Bisnis.com, JAKARTA – PT Adaro Indonesia yakin penerbitan izin pinjam pakai kawasan hutan di Kalimantan Tengah yang dimanfaatkan sebagai akses distribusi telah sesuai dengan prosedur.

Febriati Nadira, Head of Corporate Communication PT Adary Energy, Tbk. yang menaungi PT Adaro Indonesia, mengatakan bahwa pihaknya dan Badan Koordinasi Penanaman Modal (BKPM) yakin keberadaan dan dasar penerbitan izin pinjam pakai kawasan hutan yang diteritkan oleh badan tersebut sesuai dengan ketentuan peraturan perundang-undangan di bidang kehutanan.

“Kami juga yakin izin itu juga telah mendapatkan telaah dan kajian mendalam dari Kementerian Lingkungan Hidup dan Kehutanan, sehingga sudah sepatutnya gugatan TUN tersebut ditolak atau setidak-tidaknya dinyatakan tidak dapat diterima,” ujarnya kepada Bisnis pada Kamis (11/10/2018).

Dia melanjutkan gugatan PTUN ini diajukan oleh pihak-pihak yang tengah diproses pidana karena diduga telah melakukan tindak pidana merintangi atau mengganggu kegiatan usaha pertambangan di jalan pengangkutan batu bara Adaro yang sudah ada dan digunakan sejak 1992 sebagaimana yang dimaksud dalam Pasal 162 UU No. 4/2009 tentang Pertambangan Mineral dan Batubara.

Perusahaan tersebut digugat oleh Syahruni, warga masyarakat setempat yang merasa dirugikan karena lahan penggembalaan ternak kerbau rawa yang kerap dia gunakan dilalui oleh akses jalan tersebut.

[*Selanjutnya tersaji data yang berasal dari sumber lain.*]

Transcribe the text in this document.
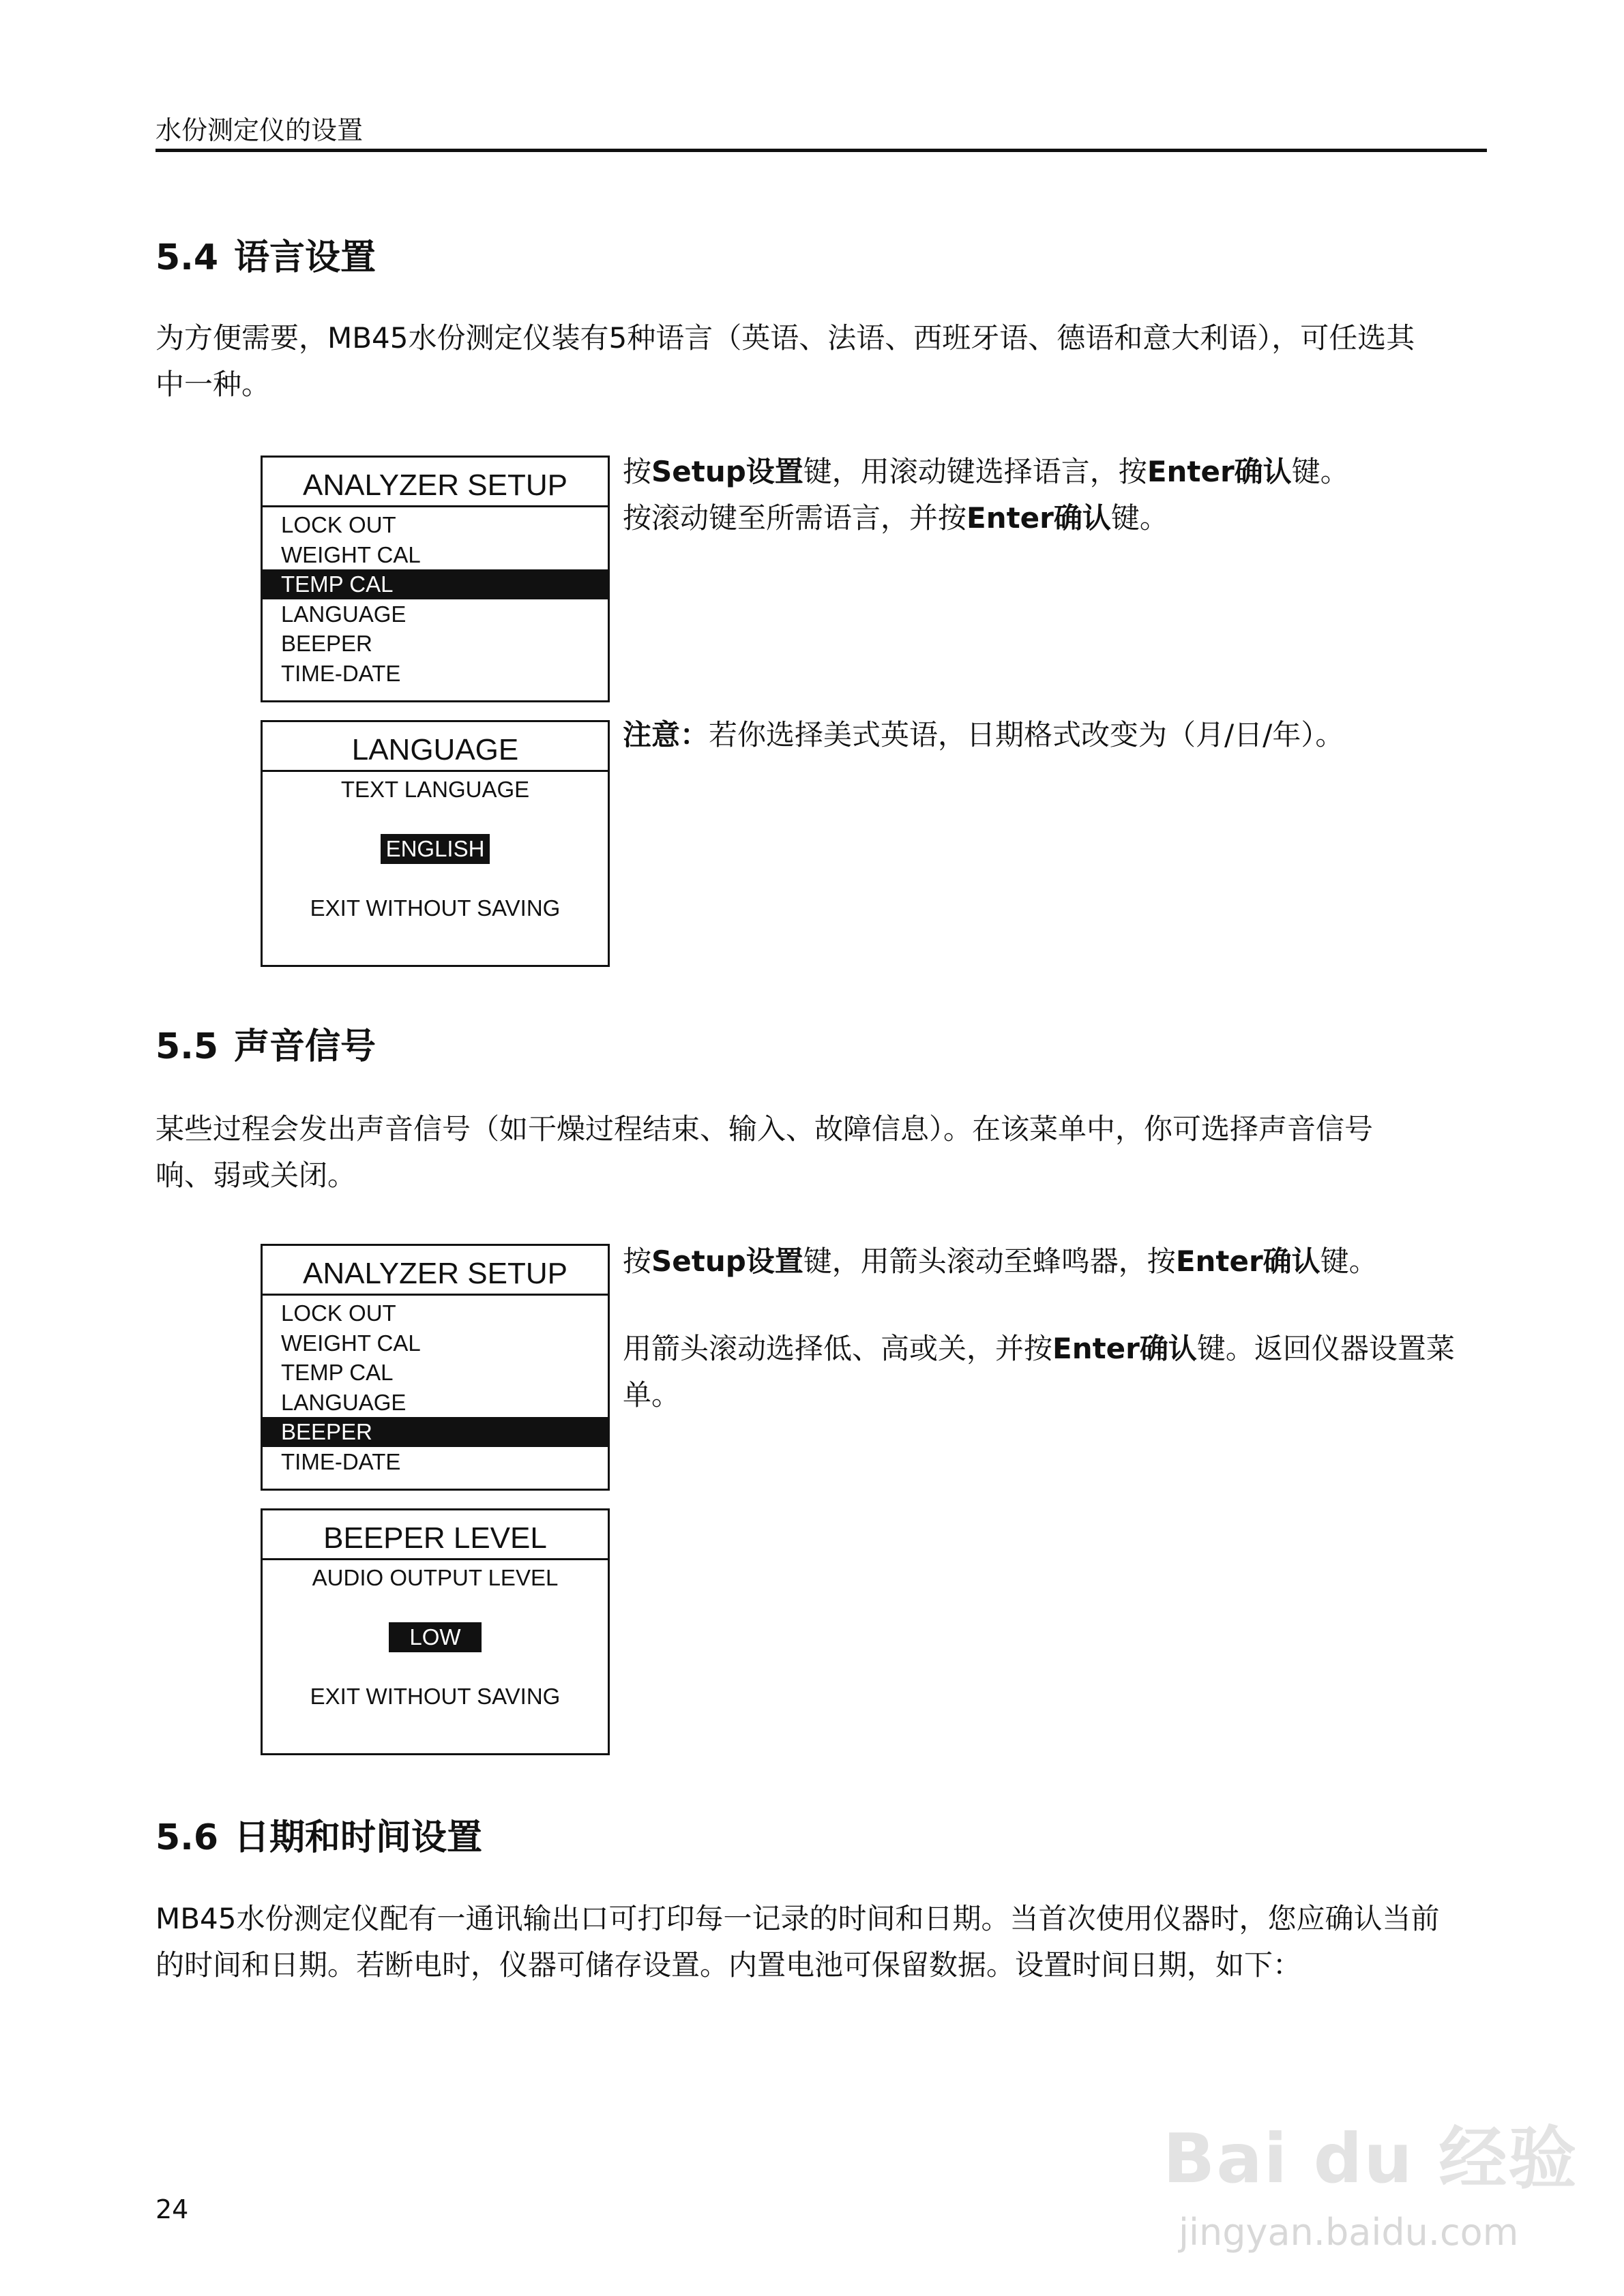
水份测定仪的设置
5.4 语言设置
为方便需要，MB45水份测定仪装有5种语言（英语、法语、西班牙语、德语和意大利语），可任选其
中一种。
ANALYZER SETUP
LOCK OUT
WEIGHT CAL
TEMP CAL
LANGUAGE
BEEPER
TIME-DATE
按Setup设置键，用滚动键选择语言，按Enter确认键。
按滚动键至所需语言，并按Enter确认键。
LANGUAGE
TEXT LANGUAGE
ENGLISH
EXIT WITHOUT SAVING
注意：若你选择美式英语，日期格式改变为（月/日/年）。
5.5 声音信号
某些过程会发出声音信号（如干燥过程结束、输入、故障信息）。在该菜单中，你可选择声音信号
响、弱或关闭。
ANALYZER SETUP
LOCK OUT
WEIGHT CAL
TEMP CAL
LANGUAGE
BEEPER
TIME-DATE
按Setup设置键，用箭头滚动至蜂鸣器，按Enter确认键。
用箭头滚动选择低、高或关，并按Enter确认键。返回仪器设置菜
单。
BEEPER LEVEL
AUDIO OUTPUT LEVEL
LOW
EXIT WITHOUT SAVING
5.6 日期和时间设置
MB45水份测定仪配有一通讯输出口可打印每一记录的时间和日期。当首次使用仪器时，您应确认当前
的时间和日期。若断电时，仪器可储存设置。内置电池可保留数据。设置时间日期，如下：
24
Bai du 经验
jingyan.baidu.com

Husrani Noor, kuasa hukum penggugat, mengatakan bahwa PT Adaro Indonesia pada 1990 membangun pelabuhan pengangkut batubara di Sungai Barito yang dilengkapi dengan akses jalan yang melewati wilayah desa kliennya, Desa Ranggailung.

Pembangunan pelabuhan dan akses jalan tersebut, lanjutnya, didahului oleh izin gubernur setempat.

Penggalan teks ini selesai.